Deploying graphs#

In this section

Flow topology and engines#

The flow topology is a full graph/DAG. You can use the flow topology to specify tasks, which typically manipulate the data. A common scenario is pre-processing of data prior to the model execution. The flow topology is implemented using two engines:

  • async is the the default. It's used for ModelRunnerStep and for more advanced graphs (looping, branching, etc.). When you trigger a graph, you immediately get a tracking ID while the graph keeps running in the background. async is based on storey. Storey is streaming library for real time event processing and feature extraction. It's based on asyncio and offers both synchronous and asynchronous APIs. Storey flows are graphs of steps that perform computational and IO tasks.

  • sync supports a simple sequence of steps. A typical synchronous flow (meaning, you trigger the graph and wait for response) is triggering a model.

With flow topology, you build and connect the graph (DAG) by adding steps using:

  • the to method, typically used to chain steps together.

  • the add_step method, to add steps anywhere on the graph. It has before and after parameters to specify the location of the step.

fn2 = project.set_function(
    name="serving_example_flow", kind="serving", image="mlrun/mlrun"
)

graph2 = fn2.set_topology("flow")

graph2_enrich = graph2.to("storey.Extend", name="enrich", _fn='({"tag": "something"})')

# add an Ensemble router with two child models (routes)
router = graph2.add_step(mlrun.serving.ModelRouter(), name="router", after="enrich")
router.add_route(
    "m1",
    class_name="ClassifierModel",
    model_path="https://s3.wasabisys.com/iguazio/models/iris/model.pkl",
)
router.respond()

# add an error handling step, run only when/if the "pre-process" step fails
graph.to(name="pre-process", handler="raising_step").error_handler(
    name="catcher", handler="handle_error", full_event=True
)

# Add additional models
# router.add_route("m2", class_name="ClassifierModel", model_path=path2)

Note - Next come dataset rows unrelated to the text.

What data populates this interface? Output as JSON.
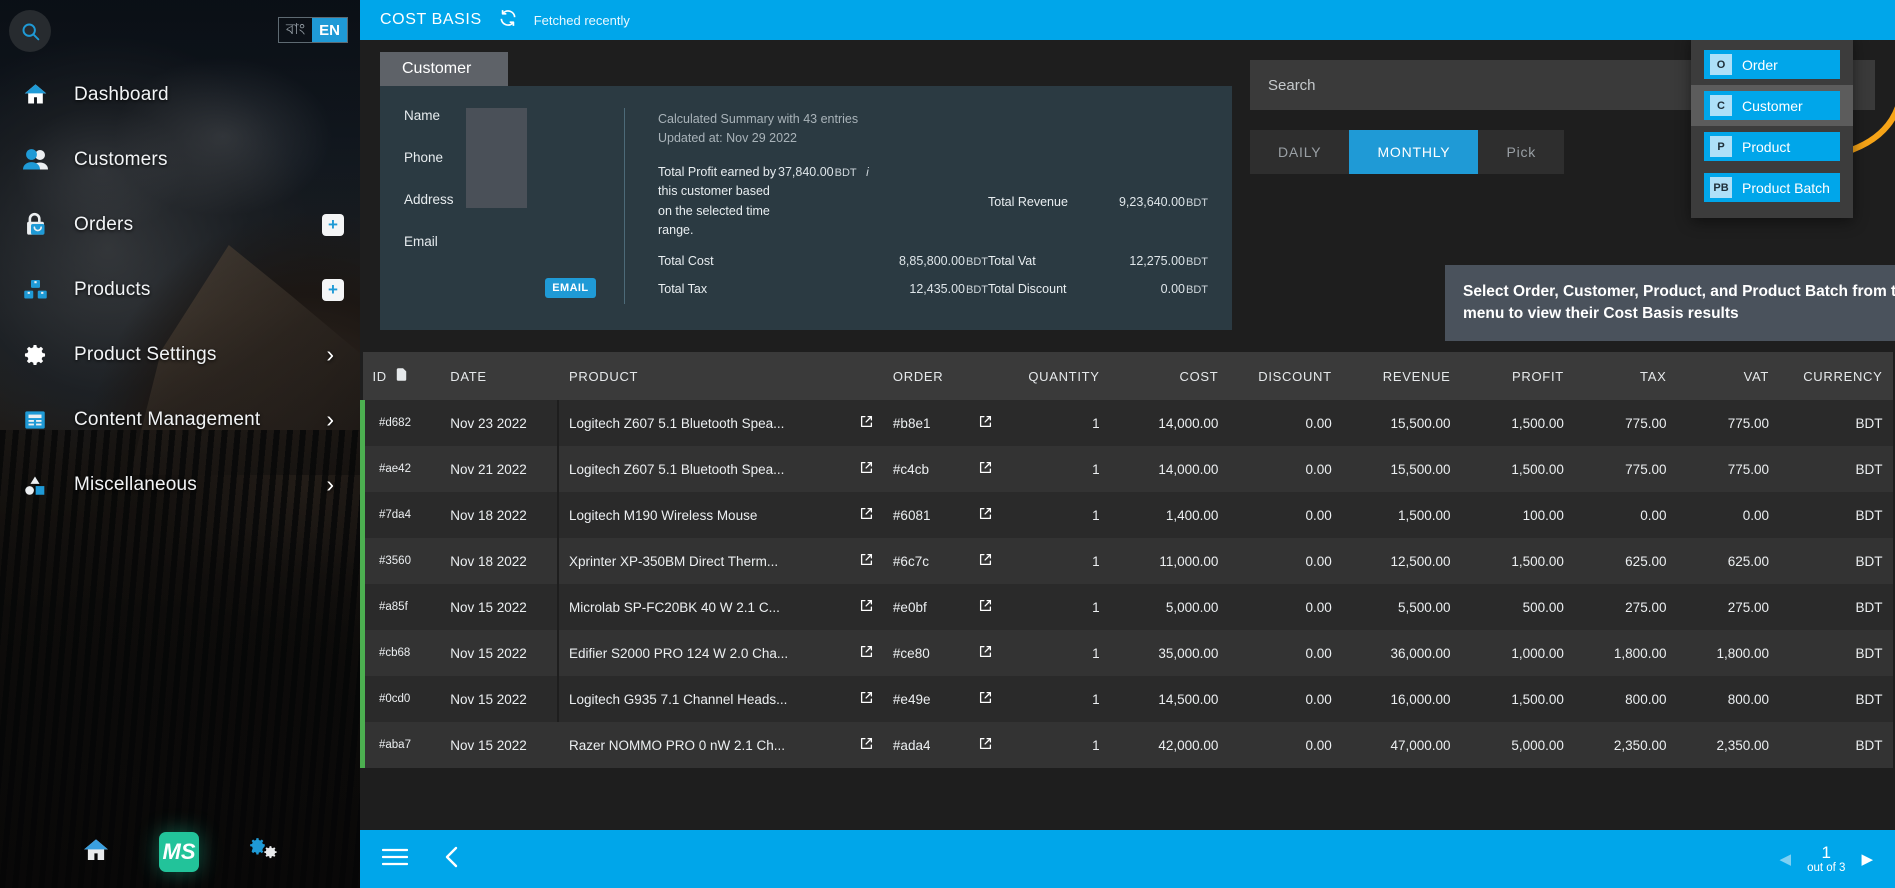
{
  "sidebar": {
    "search_icon": "search-icon",
    "lang": {
      "alt": "বাং",
      "current": "EN"
    },
    "items": [
      {
        "label": "Dashboard",
        "icon": "home-icon",
        "chevron": "",
        "plus": ""
      },
      {
        "label": "Customers",
        "icon": "users-icon",
        "chevron": "",
        "plus": ""
      },
      {
        "label": "Orders",
        "icon": "bag-icon",
        "chevron": "",
        "plus": "+"
      },
      {
        "label": "Products",
        "icon": "boxes-icon",
        "chevron": "",
        "plus": "+"
      },
      {
        "label": "Product Settings",
        "icon": "gear-icon",
        "chevron": "›",
        "plus": ""
      },
      {
        "label": "Content Management",
        "icon": "document-icon",
        "chevron": "›",
        "plus": ""
      },
      {
        "label": "Miscellaneous",
        "icon": "shapes-icon",
        "chevron": "›",
        "plus": ""
      }
    ],
    "footer": {
      "home": "home-icon",
      "logo": "MS",
      "settings": "gears-icon"
    }
  },
  "topbar": {
    "title": "COST BASIS",
    "refresh_icon": "refresh-icon",
    "fetched": "Fetched recently"
  },
  "customer_card": {
    "tab_label": "Customer",
    "fields": [
      "Name",
      "Phone",
      "Address",
      "Email"
    ],
    "email_badge": "EMAIL"
  },
  "summary": {
    "entries_line": "Calculated Summary with 43 entries",
    "updated_line": "Updated at: Nov 29 2022",
    "profit_label": "Total Profit earned by this customer based on the selected time range.",
    "profit_value": "37,840.00",
    "info_icon": "info-icon",
    "currency": "BDT",
    "items": [
      {
        "label": "Total Revenue",
        "value": "9,23,640.00",
        "unit": "BDT"
      },
      {
        "label": "Total Cost",
        "value": "8,85,800.00",
        "unit": "BDT"
      },
      {
        "label": "Total Vat",
        "value": "12,275.00",
        "unit": "BDT"
      },
      {
        "label": "Total Tax",
        "value": "12,435.00",
        "unit": "BDT"
      },
      {
        "label": "Total Discount",
        "value": "0.00",
        "unit": "BDT"
      }
    ]
  },
  "search": {
    "placeholder": "Search",
    "value": ""
  },
  "range_tabs": [
    {
      "label": "DAILY",
      "active": false
    },
    {
      "label": "MONTHLY",
      "active": true
    },
    {
      "label": "Pick",
      "active": false
    }
  ],
  "dropdown": {
    "items": [
      {
        "key": "O",
        "label": "Order",
        "selected": false
      },
      {
        "key": "C",
        "label": "Customer",
        "selected": true
      },
      {
        "key": "P",
        "label": "Product",
        "selected": false
      },
      {
        "key": "PB",
        "label": "Product Batch",
        "selected": false
      }
    ]
  },
  "annotation": {
    "text": "Select Order, Customer, Product, and Product Batch from the drop down menu to view their Cost Basis results",
    "arrow_color": "#f6a417"
  },
  "table": {
    "columns": [
      "ID",
      "DATE",
      "PRODUCT",
      "ORDER",
      "QUANTITY",
      "COST",
      "DISCOUNT",
      "REVENUE",
      "PROFIT",
      "TAX",
      "VAT",
      "CURRENCY"
    ],
    "id_copy_icon": "copy-icon",
    "rows": [
      {
        "id": "#d682",
        "date": "Nov 23 2022",
        "product": "Logitech Z607 5.1 Bluetooth Spea...",
        "order": "#b8e1",
        "quantity": "1",
        "cost": "14,000.00",
        "discount": "0.00",
        "revenue": "15,500.00",
        "profit": "1,500.00",
        "tax": "775.00",
        "vat": "775.00",
        "currency": "BDT"
      },
      {
        "id": "#ae42",
        "date": "Nov 21 2022",
        "product": "Logitech Z607 5.1 Bluetooth Spea...",
        "order": "#c4cb",
        "quantity": "1",
        "cost": "14,000.00",
        "discount": "0.00",
        "revenue": "15,500.00",
        "profit": "1,500.00",
        "tax": "775.00",
        "vat": "775.00",
        "currency": "BDT"
      },
      {
        "id": "#7da4",
        "date": "Nov 18 2022",
        "product": "Logitech M190 Wireless Mouse",
        "order": "#6081",
        "quantity": "1",
        "cost": "1,400.00",
        "discount": "0.00",
        "revenue": "1,500.00",
        "profit": "100.00",
        "tax": "0.00",
        "vat": "0.00",
        "currency": "BDT"
      },
      {
        "id": "#3560",
        "date": "Nov 18 2022",
        "product": "Xprinter XP-350BM Direct Therm...",
        "order": "#6c7c",
        "quantity": "1",
        "cost": "11,000.00",
        "discount": "0.00",
        "revenue": "12,500.00",
        "profit": "1,500.00",
        "tax": "625.00",
        "vat": "625.00",
        "currency": "BDT"
      },
      {
        "id": "#a85f",
        "date": "Nov 15 2022",
        "product": "Microlab SP-FC20BK 40 W 2.1 C...",
        "order": "#e0bf",
        "quantity": "1",
        "cost": "5,000.00",
        "discount": "0.00",
        "revenue": "5,500.00",
        "profit": "500.00",
        "tax": "275.00",
        "vat": "275.00",
        "currency": "BDT"
      },
      {
        "id": "#cb68",
        "date": "Nov 15 2022",
        "product": "Edifier S2000 PRO 124 W 2.0 Cha...",
        "order": "#ce80",
        "quantity": "1",
        "cost": "35,000.00",
        "discount": "0.00",
        "revenue": "36,000.00",
        "profit": "1,000.00",
        "tax": "1,800.00",
        "vat": "1,800.00",
        "currency": "BDT"
      },
      {
        "id": "#0cd0",
        "date": "Nov 15 2022",
        "product": "Logitech G935 7.1 Channel Heads...",
        "order": "#e49e",
        "quantity": "1",
        "cost": "14,500.00",
        "discount": "0.00",
        "revenue": "16,000.00",
        "profit": "1,500.00",
        "tax": "800.00",
        "vat": "800.00",
        "currency": "BDT"
      },
      {
        "id": "#aba7",
        "date": "Nov 15 2022",
        "product": "Razer NOMMO PRO 0 nW 2.1 Ch...",
        "order": "#ada4",
        "quantity": "1",
        "cost": "42,000.00",
        "discount": "0.00",
        "revenue": "47,000.00",
        "profit": "5,000.00",
        "tax": "2,350.00",
        "vat": "2,350.00",
        "currency": "BDT"
      }
    ]
  },
  "bottombar": {
    "menu_icon": "hamburger-icon",
    "back_icon": "chevron-left-icon",
    "pager": {
      "prev": "◀",
      "next": "▶",
      "page": "1",
      "total_text": "out of 3"
    }
  }
}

# plot the graph (using Graphviz)
graph2.plot(rankdir="LR")

Deploy the function to a mock server#

Use MLRun's mock server to test and debug your model before deploying it. Specify a mock server with either to_mock_server() or with mock=True in deploy_function().

fn2_server = fn2.to_mock_server()

result = fn2_server.test("/v2/models/m1/infer", {"inputs": x})
fn2_server.wait_for_completion()

print(result)

Deploy the function as a Nuclio function#

Deploy graphs as a real-time Nuclio serverless function to your cluster with the command: function.deploy(). See deploy().

fn2.deploy()

Deploy the function as a Kubernetes job#

You can deploy serving graphs as one-time, or scheduled, KubejobRuntime. This enables use-cases such as batch-infer and various evaluation options. And you can run the graph on demand with a list of inputs. Use to_job(). See an example in Batch inference and drift detection.

job = fn2.to_job()
run_obj = project.run_function(job)